Background information
- Also known as: Ludvigsen
- Born: 28 September 1947 Bergen, Norway
- Died: 21 April 2010 (aged 62) Outside Bergen, Norway
- Genres: Pop, children's songs, humour
- Occupations: Musician, songwriter, record producer, author
- Instruments: Guitar, vocals, bass guitar, drums, piano, accordion
- Years active: 1970–2010

= Gustav Lorentzen =

Gustav Lorentzen (28 September 1947 – 21 April 2010), also known by his stage name Ludvigsen, was a Norwegian singer-songwriter, best known from being half of the successful duo Knutsen & Ludvigsen, alongside Øystein "Knutsen" Dolmen. He went solo in 1986, winning four Spellemann awards and one nomination for his 5 albums.

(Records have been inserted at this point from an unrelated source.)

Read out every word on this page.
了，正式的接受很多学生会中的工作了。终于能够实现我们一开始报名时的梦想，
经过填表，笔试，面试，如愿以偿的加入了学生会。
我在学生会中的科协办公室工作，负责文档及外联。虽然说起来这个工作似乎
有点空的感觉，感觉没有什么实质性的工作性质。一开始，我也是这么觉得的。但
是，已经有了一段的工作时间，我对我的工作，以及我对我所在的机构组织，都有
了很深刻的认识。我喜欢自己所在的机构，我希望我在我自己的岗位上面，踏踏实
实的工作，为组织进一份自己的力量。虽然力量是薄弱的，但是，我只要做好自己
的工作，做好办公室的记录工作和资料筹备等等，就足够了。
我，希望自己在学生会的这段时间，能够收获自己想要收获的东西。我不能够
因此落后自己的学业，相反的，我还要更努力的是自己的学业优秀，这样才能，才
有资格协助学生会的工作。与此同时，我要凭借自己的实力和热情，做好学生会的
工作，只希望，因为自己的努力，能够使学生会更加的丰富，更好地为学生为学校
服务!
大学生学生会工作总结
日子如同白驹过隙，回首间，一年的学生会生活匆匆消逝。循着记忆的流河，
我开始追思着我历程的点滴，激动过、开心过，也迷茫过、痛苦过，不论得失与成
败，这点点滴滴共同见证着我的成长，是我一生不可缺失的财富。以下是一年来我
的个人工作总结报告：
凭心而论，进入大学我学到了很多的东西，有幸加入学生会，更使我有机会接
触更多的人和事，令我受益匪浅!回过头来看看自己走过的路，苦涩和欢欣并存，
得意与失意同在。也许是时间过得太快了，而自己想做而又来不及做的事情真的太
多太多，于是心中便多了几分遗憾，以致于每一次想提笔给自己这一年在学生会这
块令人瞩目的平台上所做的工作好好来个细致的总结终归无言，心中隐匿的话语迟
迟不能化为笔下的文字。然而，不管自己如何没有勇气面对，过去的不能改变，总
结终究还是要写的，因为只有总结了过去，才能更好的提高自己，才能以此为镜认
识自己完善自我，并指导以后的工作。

In addition to music, Lorentzen made several TV series and books, mostly intended for children. He also had a degree in acoustics from the Norwegian Institute of Technology.

From 1997 until his death, Lorentzen collaborated with the psychologist Magne Raundalen, creating a therapeutic program for traumatized children, mainly victims of wars. He was also a UNICEF Ambassador since 1993.

On 21 April 2010, Lorentzen collapsed during an orienteering competition outside of Bergen and went into cardiac arrest. He was pronounced dead a few minutes later.